エルは真剣な顔をして、セレシアの両手を握った。そしてーー。

「ぼくもねえさまとかぞくなのうれしいよ!だからねえさま、ぼくのねえさまでありがとう!これからも、ずっといっしょにいてね!やくそくだよ?」

エルにそう言われて、胸が嬉しさで満たされ、ポロッと、少しだけ目から涙が溢れてしまった。セレシアはエルを抱き締めると大声で言った。

「っっっ!エル、大好きよ!!」





私がエルに抱き付いて泣いてしまった後、エルはねえさまのすきなものはぼくもすき!といって、サルビアの花を摘んで侍女に部屋に飾らせた。

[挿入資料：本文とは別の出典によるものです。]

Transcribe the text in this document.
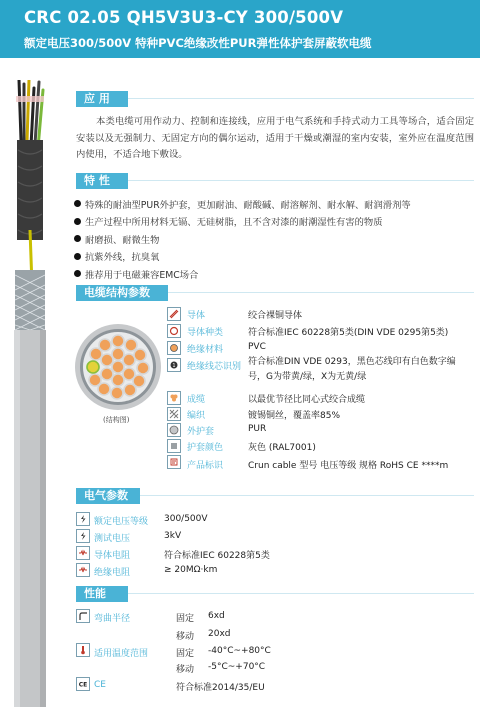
CRC 02.05 QH5V3U3-CY 300/500V
额定电压300/500V 特种PVC绝缘改性PUR弹性体护套屏蔽软电缆
应 用
本类电缆可用作动力、控制和连接线，应用于电气系统和手持式动力工具等场合，适合固定安装以及无强制力、无固定方向的偶尔运动，适用于干燥或潮湿的室内安装，室外应在温度范围内使用，不适合地下敷设。
特 性
特殊的耐油型PUR外护套，更加耐油、耐酸碱、耐溶解剂、耐水解、耐润滑剂等
生产过程中所用材料无镉、无硅树脂，且不含对漆的耐潮湿性有害的物质
耐磨损、耐微生物
抗紫外线，抗臭氧
推荐用于电磁兼容EMC场合
电缆结构参数
(结构图)
导体	绞合裸铜导体
导体种类	符合标准IEC 60228第5类(DIN VDE 0295第5类)
绝缘材料	PVC
1 绝缘线芯识别 符合标准DIN VDE 0293，黑色芯线印有白色数字编号，G为带黄/绿，X为无黄/绿
成缆	以最优节径比同心式绞合成缆
编织	镀锡铜丝，覆盖率85%
外护套	PUR
护套颜色	灰色 (RAL7001)
产品标识	Crun cable 型号 电压等级 规格 RoHS CE ****m
电气参数
额定电压等级 300/500V
测试电压	3kV
导体电阻	符合标准IEC 60228第5类
绝缘电阻	≥ 20MΩ·km
性能
弯曲半径	固定 6xd
移动 20xd
适用温度范围	固定 -40°C~+80°C
移动 -5°C~+70°C
CE CE	符合标准2014/35/EU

それを眺めながら二人で話していると、コンコン、とドアをノックする音が聞こえた。

「なんだ」
「エルリック様。王妃様がお呼びです」
「わかった。すぐにいくからすこしまっていろ」

また、あの顔・・。エルを見ていると、それに気付いたのか、すぐに満面の可愛い笑顔で私に話しかけてきた。

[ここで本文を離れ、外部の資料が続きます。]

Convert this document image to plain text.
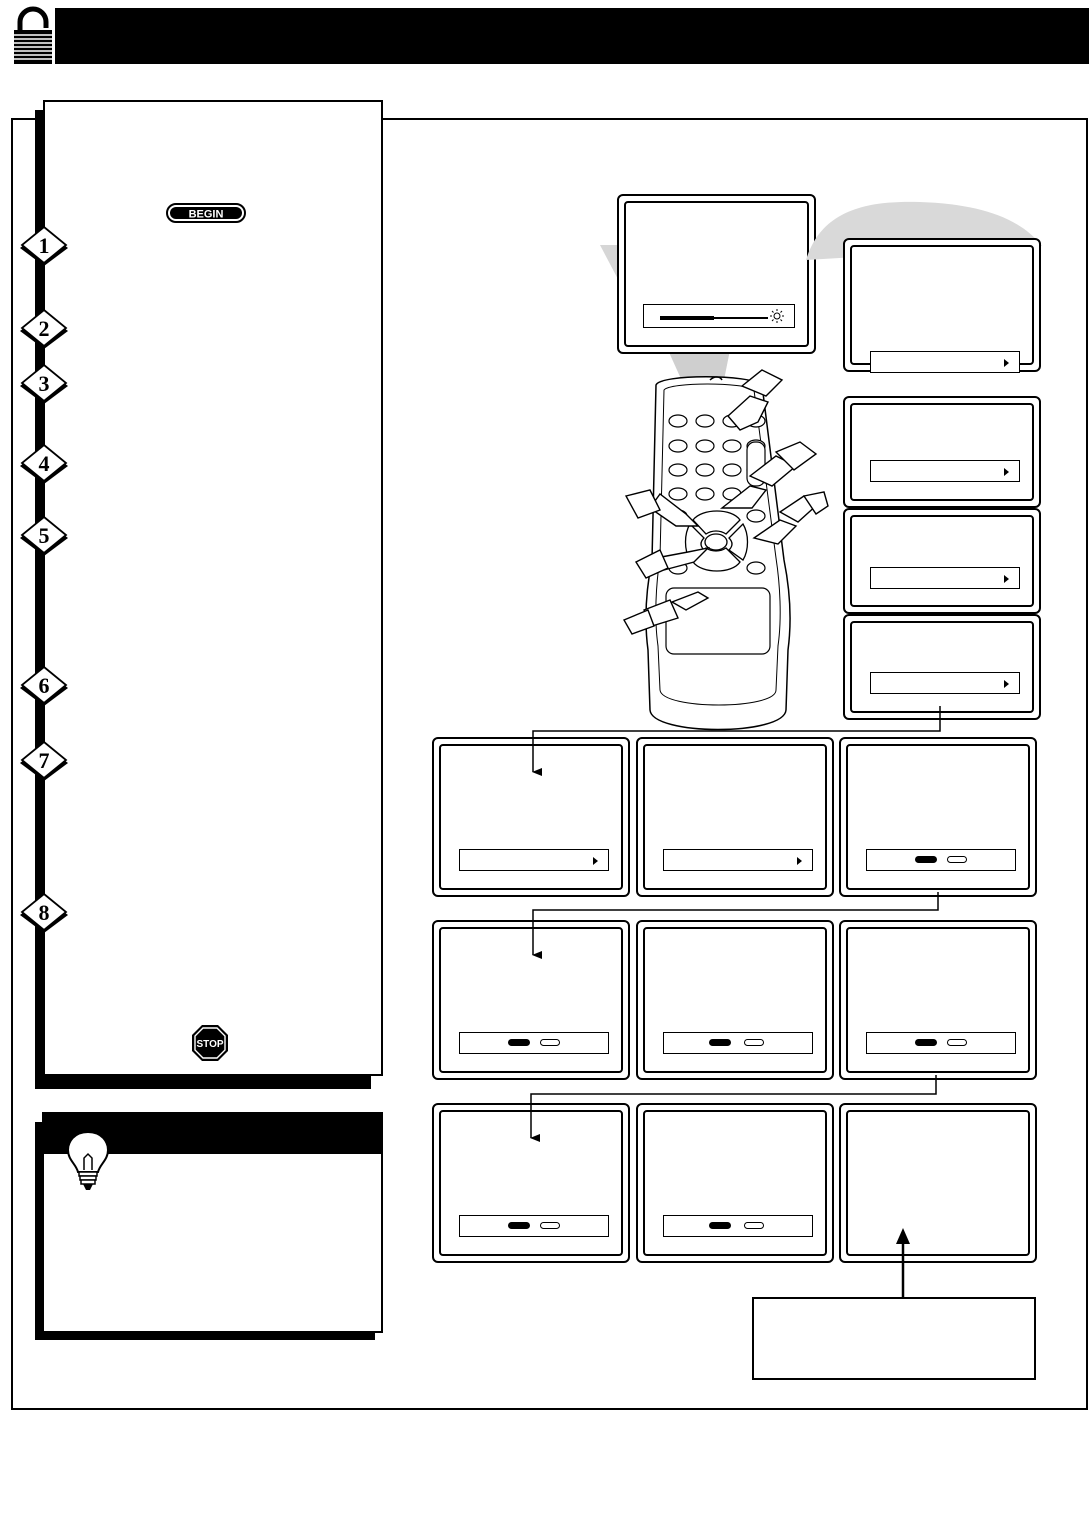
BEGIN
1
2
3
4
5
6
7
8
STOP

「ねえさま!ほんとはものすっごくいきたくないけど、あとがめんどくさいからいってくるね!」

・・見間違いかしら?
笑顔なんだけれど、背後に黒いなにかが見えた気が・・。

「ぼくがかえってきたら、またいっしょにおはなししてね!」
「・・っあ、ええ、楽しみにしてるわ。行ってらっしゃい。エル」





うふふ、今日はとても楽しかったわ。
エルはとても可愛かったし。まぁ、いつもだけれど!
帰ってきたらなんのお話しをしようかしら!
とっても楽しみだわ!エルが来る前に何か考えておきましょう。好きなお菓子は?好きな動物は?好きな・・・




ー ニ時間後 ー



エル、遅いわねぇ。ふわあぁ、・・眠い。少しだけ、いいわよね?



・・おやすみなさい、エル。










タッタッタッバタッッ!

「ただいま!おそくなってごめんね!ねえさっ・・・・え?」

エルが帰ってきたときには、部屋には誰もいなかった。

「・・ねえさま?」

呆然と名を呼び、あたりを見渡す。奥にある机の上には、セレシアが好きだといったサルビアの花がただ、ゆらゆらと風に揺れていたー。